Esteri
La Russia pianifica il riarmo post-bellico per sfidare l’UE
Mentre l’attenzione delle cancellerie occidentali e dei media internazionali rimane inevitabilmente concentrata sull’evoluzione immediata del conflitto sul campo, gli analisti di geopolitica e difesa invitano a guardare oltre l’orizzonte immediato dell’Ucraina, delineando uno scenario futuro in cui la Russia si confermerà il pericolo principale per la sicurezza continentale. In una recente analisi, l’esperto di studi militari Michael Kofman ha evidenziato come, pur dovendo fare i conti con un’economia strutturalmente stagnante, un quadro demografico critico e un regime autoritario in via di progressiva ossificazione, Mosca rimanga la maggiore potenza dotata sia delle capacità materiali sia del chiaro interesse strategico per sovvertire l’architettura di sicurezza europea.
Il nodo centrale dell’analisi non riguarda se la Russia ricostruirà le proprie forze armate al termine delle ostilità, ma il quando e con quali modalità. Le tendenze strategiche attuali suggeriscono infatti che l’apparato militare russo sarà in grado di riorganizzarsi e tornare a rappresentare un livello di minaccia primaria molto più rapidamente rispetto alle previsioni formulate nel 2022. I tempi stimati oscillano tra i cinque e i sette anni, con la possibilità concreta che il Cremlino possa impiegare la forza in modo mirato o coercitivo per fare pressione su Kyiv o sui Paesi del fianco est della Nato già a ridosso della conclusione del conflitto.

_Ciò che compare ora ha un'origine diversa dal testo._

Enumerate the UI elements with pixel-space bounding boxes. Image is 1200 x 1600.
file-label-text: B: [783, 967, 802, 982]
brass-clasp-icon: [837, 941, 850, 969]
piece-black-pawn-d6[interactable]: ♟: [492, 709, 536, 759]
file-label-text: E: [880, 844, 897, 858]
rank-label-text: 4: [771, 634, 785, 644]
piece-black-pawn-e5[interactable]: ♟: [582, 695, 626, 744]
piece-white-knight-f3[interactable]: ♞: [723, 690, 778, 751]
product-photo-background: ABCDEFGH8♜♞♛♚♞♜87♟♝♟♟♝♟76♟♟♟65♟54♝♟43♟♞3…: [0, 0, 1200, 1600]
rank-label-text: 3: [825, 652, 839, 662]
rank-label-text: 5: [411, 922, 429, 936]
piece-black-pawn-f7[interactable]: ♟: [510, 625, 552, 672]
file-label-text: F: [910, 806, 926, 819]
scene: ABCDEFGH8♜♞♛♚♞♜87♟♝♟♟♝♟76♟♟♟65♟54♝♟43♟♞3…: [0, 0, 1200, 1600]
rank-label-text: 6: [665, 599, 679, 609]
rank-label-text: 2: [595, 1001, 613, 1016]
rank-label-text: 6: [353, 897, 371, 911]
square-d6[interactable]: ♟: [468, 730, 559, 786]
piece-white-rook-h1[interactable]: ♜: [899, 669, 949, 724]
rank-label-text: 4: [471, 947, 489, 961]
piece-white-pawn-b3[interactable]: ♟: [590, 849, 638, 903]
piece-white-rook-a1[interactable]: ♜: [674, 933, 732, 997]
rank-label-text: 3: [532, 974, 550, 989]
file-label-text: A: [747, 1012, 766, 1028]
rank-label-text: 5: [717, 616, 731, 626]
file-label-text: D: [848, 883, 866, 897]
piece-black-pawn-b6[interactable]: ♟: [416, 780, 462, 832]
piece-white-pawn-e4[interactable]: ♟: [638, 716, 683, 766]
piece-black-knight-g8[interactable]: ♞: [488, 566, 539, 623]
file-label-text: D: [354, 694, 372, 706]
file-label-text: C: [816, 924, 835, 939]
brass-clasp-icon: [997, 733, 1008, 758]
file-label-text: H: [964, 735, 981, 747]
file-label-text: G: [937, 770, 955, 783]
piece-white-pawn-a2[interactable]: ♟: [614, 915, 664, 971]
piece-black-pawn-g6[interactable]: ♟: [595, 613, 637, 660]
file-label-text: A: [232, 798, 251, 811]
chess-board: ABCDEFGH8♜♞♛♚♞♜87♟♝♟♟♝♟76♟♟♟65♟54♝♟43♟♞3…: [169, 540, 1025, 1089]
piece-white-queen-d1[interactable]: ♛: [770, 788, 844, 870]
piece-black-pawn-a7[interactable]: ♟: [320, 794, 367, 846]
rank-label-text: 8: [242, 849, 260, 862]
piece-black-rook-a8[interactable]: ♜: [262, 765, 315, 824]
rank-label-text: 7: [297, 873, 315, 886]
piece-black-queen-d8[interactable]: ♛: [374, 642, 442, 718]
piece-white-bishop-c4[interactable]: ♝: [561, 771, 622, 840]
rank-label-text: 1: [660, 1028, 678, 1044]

Una simile tempistica appare estremamente stretta per gli standard tradizionali della pianificazione della difesa occidentale. La forza armata che emergerà da questo processo non sarà una semplice copia di quella prebellica, ma un’istituzione in profonda transizione, numericamente più consistente, integrata da una massiccia produzione industriale interna, da un maggior numero di formazioni di droni e da un potenziamento delle capacità di attacco a lungo raggio. Sebbene nel breve periodo Mosca possa conservare debolezze strutturali, l’obiettivo a lungo termine sarà quello di superare la guerra di posizione e le difese trincerate viste nell’ultimo biennio per riacquisire la capacità di condurre manovre offensive su vasta scala, mantenendo la tradizionale centralità della potenza di fuoco e dell’artiglieria.
Come evidenziato anche da esperti del Carnegie Endowment for International Peace come Dara Massicot, la ricostituzione militare non va calcolata unicamente sul mero ripristino dei numeri di personale e dei veicoli persi, bensì sul ripristino graduale delle funzioni operative, dell’addestramento e della prontezza al combattimento. Questo dibattito ha trovato una forte eco anche nelle analisi della diplomazia e della politica europea: in Italia, ad esempio, l’ambasciatore e senatore Giulio Terzi ha più volte richiamato l’attenzione sulla necessità di non cedere al compiacimento di fronte alle scarse prestazioni mostrate inizialmente da Mosca, sottolineando come la ristrutturazione delle forze russe rappresenti un mutamento sistemico. Un allarme rilanciato da Caserta anche dal leader di Azione, Carlo Calenda, il quale ha indicato esplicitamente i Paesi baltici come il probabile prossimo obiettivo della minaccia di Putin.
In questo contesto, le cancellerie euroatlantiche sono chiamate ad abbandonare l’illusione che la minaccia russa possa essere accantonata o interamente delegata alla singola gestione dei Paesi europei. Un confronto pragmatico sulla deterrenza e sul futuro della difesa collettiva appare indifferibile, poiché la capacità del Cremlino di minacciare il territorio dell’Alleanza e di minarne la coesione interna rimarrà una variabile strategica ineludibile per l’intero decennio a venire.